B MABEL Survey: Medicine in Australia: Balancing Employment and Life, Centre for Research Excellence in Medical Workforce Dynamics, Melbourne Institute of Applied Economic and Social Research, Barry Street, Melbourne, Vic. 3010, Australia.

C Monash Rural Health, Monash University, Northways Road, Churchill, Vic. 3842, Australia. Email: Matthew.mcgrail@monash.edu

D Department of Epidemiology and Preventive Medicine, Monash University, The Alfred, 6th Floor, 99 Commercial Road, Melbourne, Vic. 3004, Australia. Email: just.stoelwinder@monash.edu

E Corresponding author. Email: belinda.osullivan@monash.edu

Australian Health Review 41(3) 344-350 https://doi.org/10.1071/AH16032
Submitted: 4 February 2016  Accepted: 23 May 2016   Published: 4 July 2016

Abstract

Objective Targeting rural outreach services to areas of highest relative need is challenging because of the higher costs it imposes on health workers to travel longer distances. This paper studied whether subsidies have the potential to support the provision of specialist outreach services into more remote locations.

Methods National data about subsidies for medical specialist outreach providers as part of the Wave 7 Medicine in Australia: Balancing Employment and Life (MABEL) Survey in 2014.

Results Nearly half received subsidies: 19% (n = 110) from a formal policy, namely the Australian Government Rural Health Outreach Fund (RHOF), and 27% (n = 154) from other sources. Subsidised specialists travelled for longer and visited more remote locations relative to the non-subsidised group. In addition, compared with non-subsidised specialists, RHOF-subsidised specialists worked in priority areas and provided equally regular services they intended to continue, despite visiting more remote locations.

Conclusion This suggests the RHOF, although limited to one in five specialist outreach providers, is important to increase targeted and stable outreach services in areas of highest relative need.

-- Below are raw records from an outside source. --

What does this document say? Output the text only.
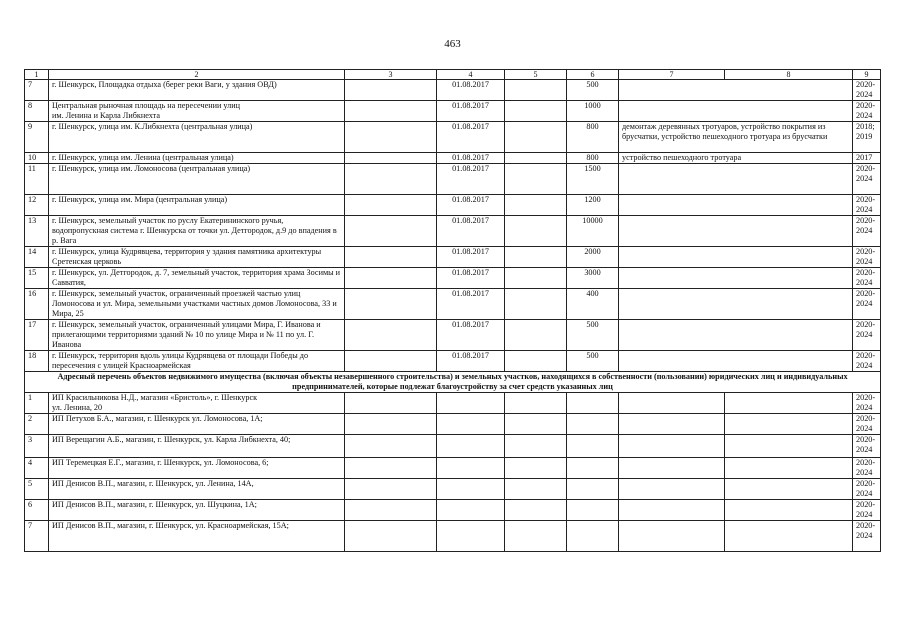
463
1	2	3	4	5	6	7	8	9
7	г. Шенкурск, Площадка отдыха (берег реки Ваги, у здания ОВД)		01.08.2017		500			2020-
2024
8	Центральная рыночная площадь на пересечении улиц
им. Ленина и Карла Либкнехта		01.08.2017		1000			2020-
2024
9	г. Шенкурск, улица им. К.Либкнехта (центральная улица)		01.08.2017		800	демонтаж деревянных тротуаров, устройство покрытия из брусчатки, устройство пешеходного тротуара из брусчатки		2018;
2019
10	г. Шенкурск, улица им. Ленина (центральная улица)		01.08.2017		800	устройство пешеходного тротуара		2017
11	г. Шенкурск, улица им. Ломоносова (центральная улица)		01.08.2017		1500			2020-
2024
12	г. Шенкурск, улица им. Мира (центральная улица)		01.08.2017		1200			2020-
2024
13	г. Шенкурск, земельный участок по руслу Екатерининского ручья, водопропускная система г. Шенкурска от точки ул. Детгородок, д.9 до впадения в р. Вага		01.08.2017		10000			2020-
2024
14	г. Шенкурск, улица Кудрявцева, территория у здания памятника архитектуры Сретенская церковь		01.08.2017		2000			2020-
2024
15	г. Шенкурск, ул. Детгородок, д. 7, земельный участок, территория храма Зосимы и Савватия,		01.08.2017		3000			2020-
2024
16	г. Шенкурск, земельный участок, ограниченный проезжей частью улиц Ломоносова и ул. Мира, земельными участками частных домов Ломоносова, 33 и Мира, 25		01.08.2017		400			2020-
2024
17	г. Шенкурск, земельный участок, ограниченный улицами Мира, Г. Иванова и прилегающими территориями зданий № 10 по улице Мира и № 11 по ул. Г. Иванова		01.08.2017		500			2020-
2024
18	г. Шенкурск, территория вдоль улицы Кудрявцева от площади Победы до пересечения с улицей Красноармейская		01.08.2017		500			2020-
2024
Адресный перечень объектов недвижимого имущества (включая объекты незавершенного строительства) и земельных участков, находящихся в собственности (пользовании) юридических лиц и индивидуальных предпринимателей, которые подлежат благоустройству за счет средств указанных лиц								
1	ИП Красильникова Н.Д., магазин «Бристоль», г. Шенкурск
ул. Ленина, 20							2020-
2024
2	ИП Петухов Б.А., магазин, г. Шенкурск ул. Ломоносова, 1А;							2020-
2024
3	ИП Верещагин А.Б., магазин, г. Шенкурск, ул. Карла Либкнехта, 40;							2020-
2024
4	ИП Теремецкая Е.Г., магазин, г. Шенкурск, ул. Ломоносова, 6;							2020-
2024
5	ИП Денисов В.П., магазин, г. Шенкурск, ул. Ленина, 14А,							2020-
2024
6	ИП Денисов В.П., магазин, г. Шенкурск, ул. Шуцкина, 1А;							2020-
2024
7	ИП Денисов В.П., магазин, г. Шенкурск, ул. Красноармейская, 15А;							2020-
2024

Other subsidies also play a role in facilitating remote service distribution, but may need to be more structured to promote regular, sustained outreach practice.

What is known about this topic? There are no studies describing subsidies for specialist doctors to undertake rural outreach work and whether subsidies, including formal and structured subsidies via the Australian Government RHOF, support targeted outreach services compared with no financial support.

What does this paper add? Using national data from Australia, we describe subsidisation among specialist outreach providers and show that specialists subsidised via the RHOF or another source are more likely to provide remote outreach services.

What are the implications for practitioners? Subsidised specialist outreach providers are more likely to provide remote outreach services. The RHOF, as a formally structured comprehensive subsidy, further targets the provision of priority services into such locations on a regular, ongoing basis.

Additional keywords: policy, remote services, outreach.